Coomans advises leaders to schedule one-on-one check-ins with remote team members to listen to their challenges and help them maintain a balanced work schedule. These meetings facilitate relationships and establish a sense of belonging for staff members. They allow both parties to know each other more personally, which helps build mutual trust.
Instead of investing in surveillance mechanisms to ensure remote staff are on the job, Coomans tells leaders to set clear goals and objectives and evaluate results . She explains:
“Rather than think of output in terms of hours worked, think about output in terms of contributions. What exactly should an employee be delivering? What KPIs should an employee be tracking for themselves? What is the contribution expected from their role?”
Because they don’t interact in person, remote workers are more at the mercy of endless technological interruptions than on-site employees. Coomans recommends setting up a “hierarchy of communication” to alleviate constant distractions that can prevent people from working more effectively. She also favors eliminating non-essential meetings to allow people more time to do their work.
Productivity’s Overarching Effect
Gregory Daco has studied and written extensively about the labor market. He points out that the drop in productivity is “exacerbating compensation pressures and pushing up unit labor costs.” People are working more hours, but their output is not measuring up. Ultimately, this trend is bad for everyone. He explains further in Fortune:
“One of the reasons sluggish productivity hurts the economy is not just that it limits supply; it leads to inflationary pressures. Think of it like: a working employee has a cost. They have to be paid. That wage is offset by their productivity. What matters to an employer is how much they’re paying per unit of output. That’s unit labor cost.”

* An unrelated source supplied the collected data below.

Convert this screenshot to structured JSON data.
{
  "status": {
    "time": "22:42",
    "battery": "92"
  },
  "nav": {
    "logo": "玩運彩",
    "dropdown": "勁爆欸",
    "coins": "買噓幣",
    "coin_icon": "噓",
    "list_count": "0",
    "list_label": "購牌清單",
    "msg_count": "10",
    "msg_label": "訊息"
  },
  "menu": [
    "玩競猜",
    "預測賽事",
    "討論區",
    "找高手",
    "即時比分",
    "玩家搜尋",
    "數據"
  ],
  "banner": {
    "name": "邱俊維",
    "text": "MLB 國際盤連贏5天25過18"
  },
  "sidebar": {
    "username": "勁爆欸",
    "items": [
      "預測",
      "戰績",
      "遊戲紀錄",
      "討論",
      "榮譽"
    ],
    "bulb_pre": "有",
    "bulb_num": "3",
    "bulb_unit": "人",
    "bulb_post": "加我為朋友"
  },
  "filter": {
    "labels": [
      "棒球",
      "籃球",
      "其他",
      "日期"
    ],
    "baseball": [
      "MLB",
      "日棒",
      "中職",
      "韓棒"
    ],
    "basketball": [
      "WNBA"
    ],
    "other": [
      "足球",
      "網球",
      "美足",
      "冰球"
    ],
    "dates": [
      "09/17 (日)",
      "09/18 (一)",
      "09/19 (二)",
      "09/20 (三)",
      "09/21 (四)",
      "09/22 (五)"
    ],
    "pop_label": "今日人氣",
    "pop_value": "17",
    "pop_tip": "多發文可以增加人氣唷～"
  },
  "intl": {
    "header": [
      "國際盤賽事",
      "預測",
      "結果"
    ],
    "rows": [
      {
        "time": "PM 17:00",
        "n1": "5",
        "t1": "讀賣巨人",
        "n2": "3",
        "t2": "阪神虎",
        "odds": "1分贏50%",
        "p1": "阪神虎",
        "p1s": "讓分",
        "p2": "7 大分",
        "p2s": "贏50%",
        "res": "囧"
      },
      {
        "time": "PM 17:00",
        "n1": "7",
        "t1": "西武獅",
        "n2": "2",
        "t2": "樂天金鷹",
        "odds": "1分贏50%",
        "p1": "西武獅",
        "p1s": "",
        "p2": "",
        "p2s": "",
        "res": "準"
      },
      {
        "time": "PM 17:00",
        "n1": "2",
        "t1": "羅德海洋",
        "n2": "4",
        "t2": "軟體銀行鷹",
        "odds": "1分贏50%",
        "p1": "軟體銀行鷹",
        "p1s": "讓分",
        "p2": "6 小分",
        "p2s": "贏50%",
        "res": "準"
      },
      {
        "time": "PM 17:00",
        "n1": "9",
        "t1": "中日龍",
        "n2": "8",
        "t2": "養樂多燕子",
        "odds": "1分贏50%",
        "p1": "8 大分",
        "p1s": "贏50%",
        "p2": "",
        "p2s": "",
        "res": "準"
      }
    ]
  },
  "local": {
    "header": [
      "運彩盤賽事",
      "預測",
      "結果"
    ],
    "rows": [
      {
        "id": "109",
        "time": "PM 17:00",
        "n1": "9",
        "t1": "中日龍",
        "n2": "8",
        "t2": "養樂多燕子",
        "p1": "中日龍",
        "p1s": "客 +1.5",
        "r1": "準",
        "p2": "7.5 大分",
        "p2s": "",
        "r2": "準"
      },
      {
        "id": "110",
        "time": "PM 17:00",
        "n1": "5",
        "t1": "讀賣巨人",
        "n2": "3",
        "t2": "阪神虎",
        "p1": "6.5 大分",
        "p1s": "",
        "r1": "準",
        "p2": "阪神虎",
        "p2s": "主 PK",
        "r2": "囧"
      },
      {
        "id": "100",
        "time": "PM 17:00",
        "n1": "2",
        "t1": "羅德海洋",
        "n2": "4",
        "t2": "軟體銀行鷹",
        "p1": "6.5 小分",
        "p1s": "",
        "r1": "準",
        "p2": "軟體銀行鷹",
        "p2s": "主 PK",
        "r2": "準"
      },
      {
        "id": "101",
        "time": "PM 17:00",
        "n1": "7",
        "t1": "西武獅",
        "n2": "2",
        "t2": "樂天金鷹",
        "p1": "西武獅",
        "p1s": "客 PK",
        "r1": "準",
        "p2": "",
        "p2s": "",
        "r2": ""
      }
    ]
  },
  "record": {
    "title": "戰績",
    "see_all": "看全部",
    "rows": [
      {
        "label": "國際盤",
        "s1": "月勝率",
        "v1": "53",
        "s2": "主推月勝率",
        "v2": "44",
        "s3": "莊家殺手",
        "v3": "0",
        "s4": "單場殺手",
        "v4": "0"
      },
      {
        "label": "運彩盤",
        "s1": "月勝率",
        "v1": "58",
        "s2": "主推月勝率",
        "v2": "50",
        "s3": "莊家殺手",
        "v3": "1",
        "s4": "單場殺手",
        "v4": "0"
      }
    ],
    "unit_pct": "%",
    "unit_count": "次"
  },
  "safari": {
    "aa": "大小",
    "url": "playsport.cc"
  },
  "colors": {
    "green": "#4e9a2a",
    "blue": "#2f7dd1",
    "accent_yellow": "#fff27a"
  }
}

Daco believes that employers who work with their teams to reinvigorate productivity, including offering more flexibility and building trust, will help relax inflationary pressures. He says the current economy is operating in an environment of constraint. But he notes, “Productivity is the key out of this mess we’ve been in.”
The US Bureau of Labor Statistics offers a simple outline of productivity’s effects on the economy.
“Historical or “time series” data on output and hours worked show the importance of increases in labor productivity to economic growth in the United States. With growth in productivity, an economy is able to produce—and consume—increasingly more goods and services for the same amount of work.”
On an individual level, Investopedia calls productivity “the most fundamental and important factor determining our standard of living.” Higher output leads to greater profitability for businesses, higher wages, increased supply, and lower costs for consumers.
And productive workers are happier on the job. Ironically, when leaders work to improve employee engagement to boost output, their staff’s elevated productivity leads to higher engagement. Workers feel more fulfilled, and they’re less stressed because they’re operating more efficiently. By increasing the employee value proposition, leaders build a cycle of productivity.